Литмир - Электронная Библиотека

Илья звонил много-много раз, а я не ответила. Хотя безумно хотелось забыть обо всём и оказаться рядом с ним, в его объятиях…

Интересно, я смогу разлюбить его когда-нибудь? Или оно всегда будет болеть, как незаживающая рана?

Ответ на этот вопрос предполагал наличие жизни впереди, а мне, как назло, было всё равно.

Даже не жить, наверно, предпочтительней.

Но в районе четырёх дня я поплелась на кухню готовить ужин на всех. Скорее бы Лёня вернулся, он единственный поймёт меня сейчас. И ему я смогу поведать всё.

Если бы вы знали, как я рыдала когда шинковала лук! Если бы вы только знали… И вовсе не луковые это были слёзы.

Вечером за столом папа сказал, что Илья отменил все плановые операции, что работать не может. Снова все пытались выяснить причину разрыва. Все наперебой, даже братец мой, Глебка.

— Всё, оставьте её в покое, — вдруг заявил дядя Глеб. — Пусть пройдёт время, а к Илье я заеду и ему объясню. Есть причина, вижу, что есть. Но дело, как мне кажется, не в Анюте и не в Илье. Давайте подождём. Время рассудит.

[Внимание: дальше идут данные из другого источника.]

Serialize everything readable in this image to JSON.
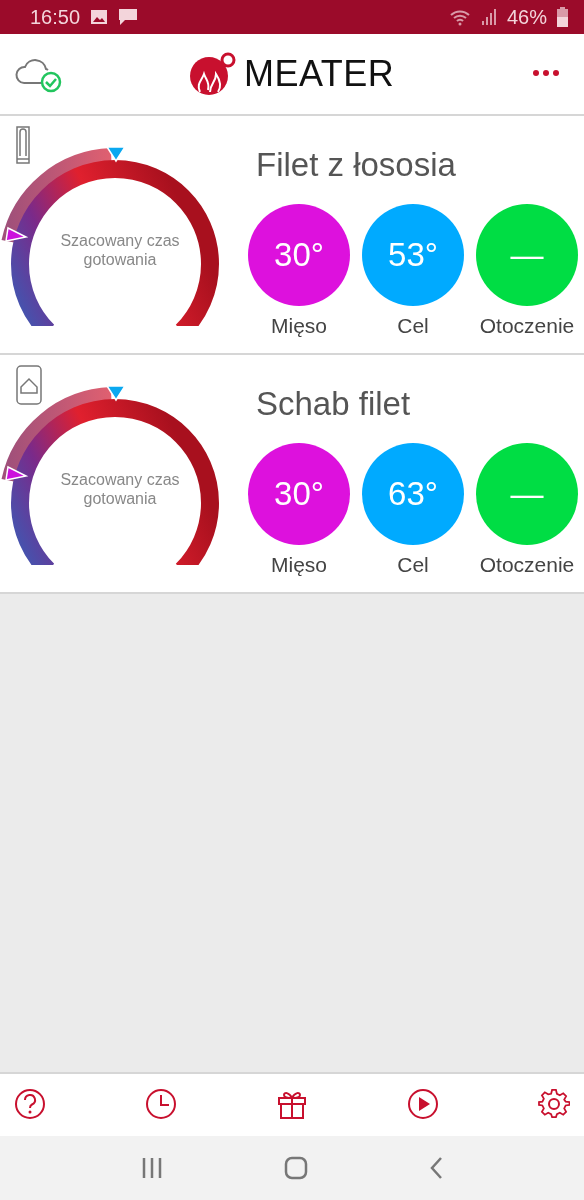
{
  "status_bar": {
    "time": "16:50",
    "battery": "46%"
  },
  "header": {
    "logo": "MEATER"
  },
  "probes": [
    {
      "kind": "probe",
      "center_label": "Szacowany czas gotowania",
      "name": "Filet z łososia",
      "readings": [
        {
          "value": "30°",
          "label": "Mięso",
          "color": "#dd11dd"
        },
        {
          "value": "53°",
          "label": "Cel",
          "color": "#00aaff"
        },
        {
          "value": "—",
          "label": "Otoczenie",
          "color": "#00dd44"
        }
      ]
    },
    {
      "kind": "block",
      "center_label": "Szacowany czas gotowania",
      "name": "Schab filet",
      "readings": [
        {
          "value": "30°",
          "label": "Mięso",
          "color": "#dd11dd"
        },
        {
          "value": "63°",
          "label": "Cel",
          "color": "#00aaff"
        },
        {
          "value": "—",
          "label": "Otoczenie",
          "color": "#00dd44"
        }
      ]
    }
  ],
  "bottom_nav": [
    {
      "kind": "help"
    },
    {
      "kind": "history"
    },
    {
      "kind": "gift"
    },
    {
      "kind": "video"
    },
    {
      "kind": "settings"
    }
  ]
}
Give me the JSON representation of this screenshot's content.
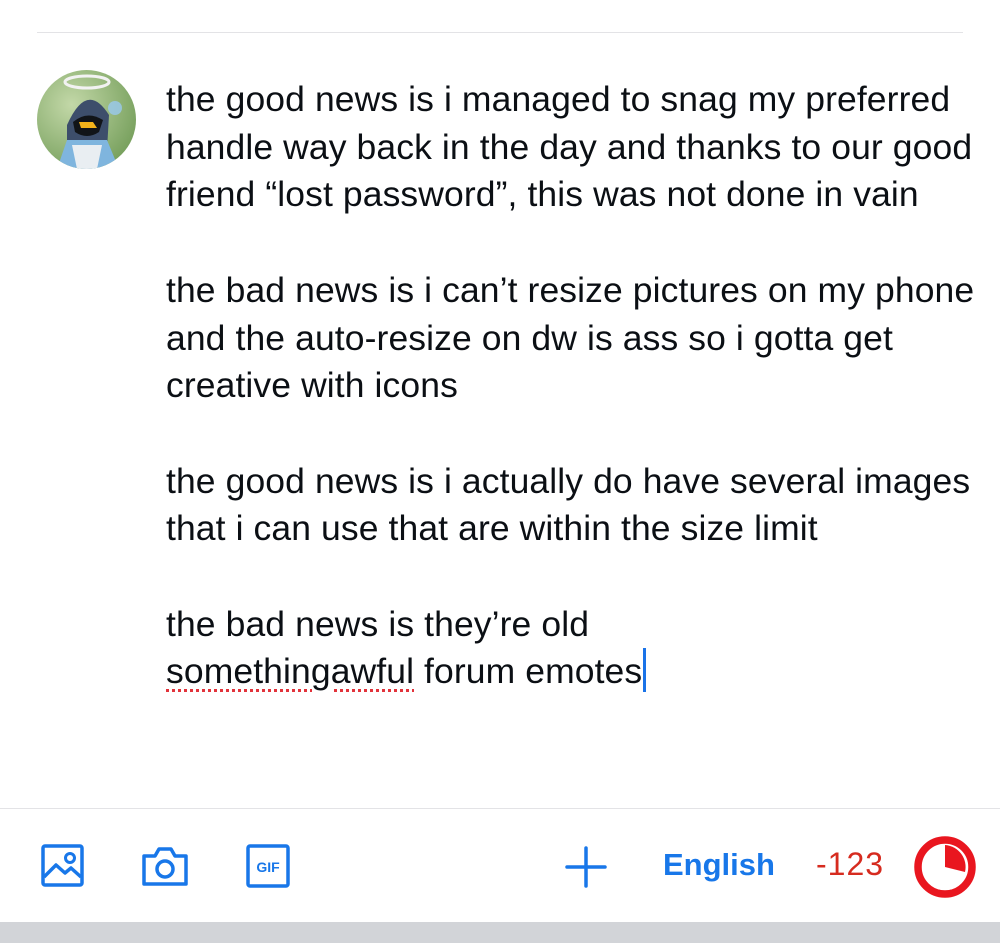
{
  "post": {
    "paragraphs": [
      {
        "text": "the good news is i managed to snag my preferred handle way back in the day and thanks to our good friend “lost password”, this was not done in vain"
      },
      {
        "text": "the bad news is i can’t resize pictures on my phone and the auto-resize on dw is ass so i gotta get creative with icons"
      },
      {
        "text": "the good news is i actually do have several images that i can use that are within the size limit"
      },
      {
        "text_before": "the bad news is they’re old",
        "misspelled": "somethingawful",
        "text_after": " forum emotes"
      }
    ]
  },
  "toolbar": {
    "icons": [
      "image-icon",
      "camera-icon",
      "gif-icon",
      "add-icon"
    ],
    "gif_label": "GIF",
    "language": "English",
    "char_count": "-123",
    "char_limit_progress": 1.0
  },
  "colors": {
    "accent": "#1877e9",
    "over_limit": "#d62b1f",
    "text": "#0b0f14"
  }
}
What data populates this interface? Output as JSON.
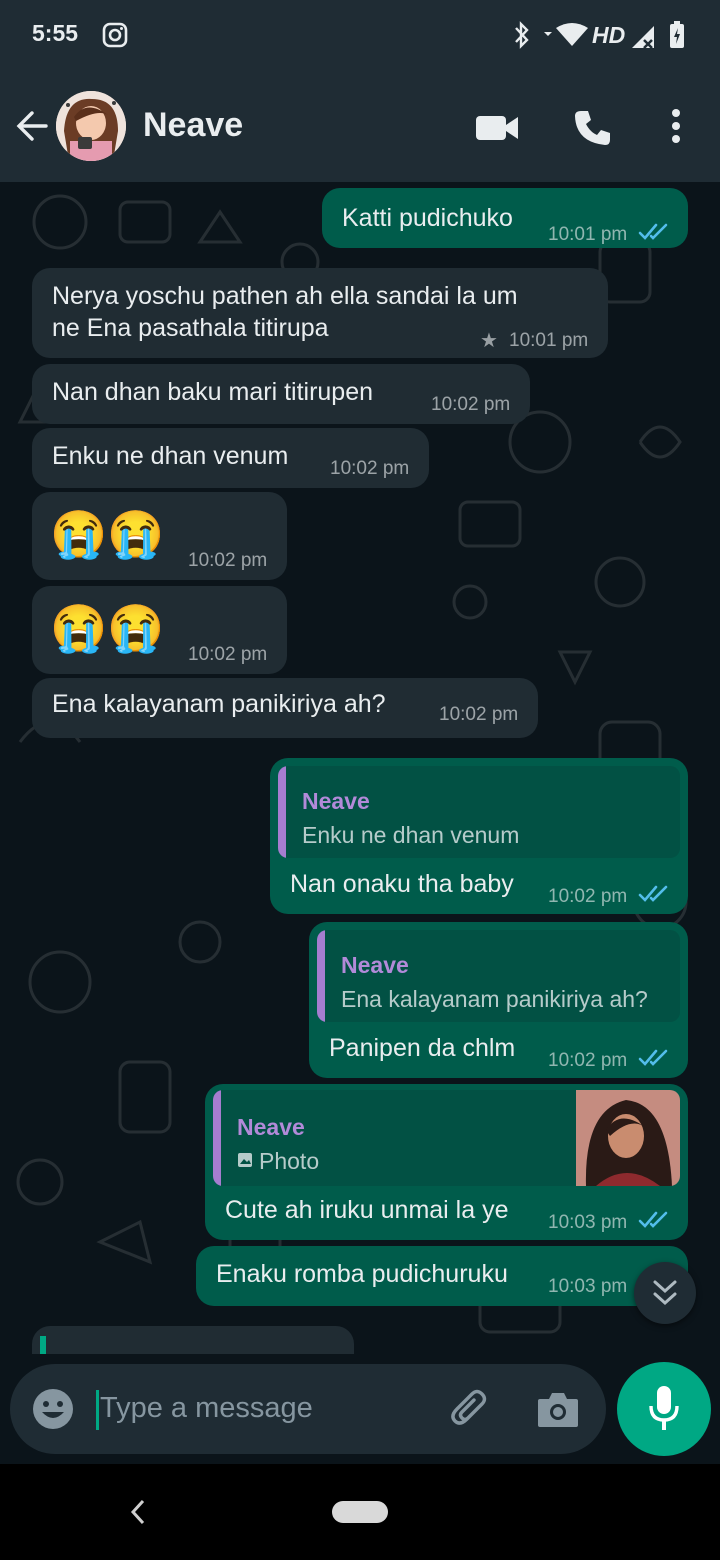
{
  "status_bar": {
    "time": "5:55",
    "network_label": "HD",
    "icons": [
      "instagram-icon",
      "bluetooth-icon",
      "wifi-icon",
      "signal-icon",
      "battery-charging-icon"
    ]
  },
  "header": {
    "contact_name": "Neave",
    "icons": [
      "back-arrow-icon",
      "video-call-icon",
      "voice-call-icon",
      "more-options-icon"
    ]
  },
  "messages": [
    {
      "direction": "out",
      "text": "Katti pudichuko",
      "time": "10:01 pm",
      "read": true
    },
    {
      "direction": "in",
      "text_lines": [
        "Nerya yoschu pathen ah ella sandai la um",
        "ne Ena pasathala titirupa"
      ],
      "time": "10:01 pm",
      "starred": true
    },
    {
      "direction": "in",
      "text": "Nan dhan baku mari titirupen",
      "time": "10:02 pm"
    },
    {
      "direction": "in",
      "text": "Enku ne dhan venum",
      "time": "10:02 pm"
    },
    {
      "direction": "in",
      "emoji": "😭😭",
      "time": "10:02 pm"
    },
    {
      "direction": "in",
      "emoji": "😭😭",
      "time": "10:02 pm"
    },
    {
      "direction": "in",
      "text": "Ena kalayanam panikiriya ah?",
      "time": "10:02 pm"
    },
    {
      "direction": "out",
      "reply_to": {
        "sender": "Neave",
        "text": "Enku ne dhan venum"
      },
      "text": "Nan onaku tha baby",
      "time": "10:02 pm",
      "read": true
    },
    {
      "direction": "out",
      "reply_to": {
        "sender": "Neave",
        "text": "Ena kalayanam panikiriya ah?"
      },
      "text": "Panipen da chlm",
      "time": "10:02 pm",
      "read": true
    },
    {
      "direction": "out",
      "reply_to": {
        "sender": "Neave",
        "text": "Photo",
        "has_photo": true
      },
      "text": "Cute ah iruku unmai la ye",
      "time": "10:03 pm",
      "read": true
    },
    {
      "direction": "out",
      "text": "Enaku romba pudichuruku",
      "time": "10:03 pm"
    }
  ],
  "input": {
    "placeholder": "Type a message",
    "icons": [
      "emoji-icon",
      "attach-icon",
      "camera-icon",
      "microphone-icon"
    ]
  },
  "colors": {
    "background": "#0b141a",
    "header": "#1f2c34",
    "incoming_bubble": "#202c33",
    "outgoing_bubble": "#005c4b",
    "accent": "#00a884",
    "read_tick": "#53bdeb",
    "reply_sender": "#b28ad9"
  }
}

Мама с папой неожиданно с ним согласились. И мне самой вдруг стало легче. Время действительно рассудит. И время позволит Нине родить, и время позволит Илье определиться — будет он с Ниной или нет. Он ведь развёлся с женой когда-то, значит, не хочет жить с нелюбимой женщиной, так чем Нина лучше? Если бы у него к ней были бы чувства, то меня бы с ним не было. Три года он не женился на ней, но на мне-то собирался. И года не ждал.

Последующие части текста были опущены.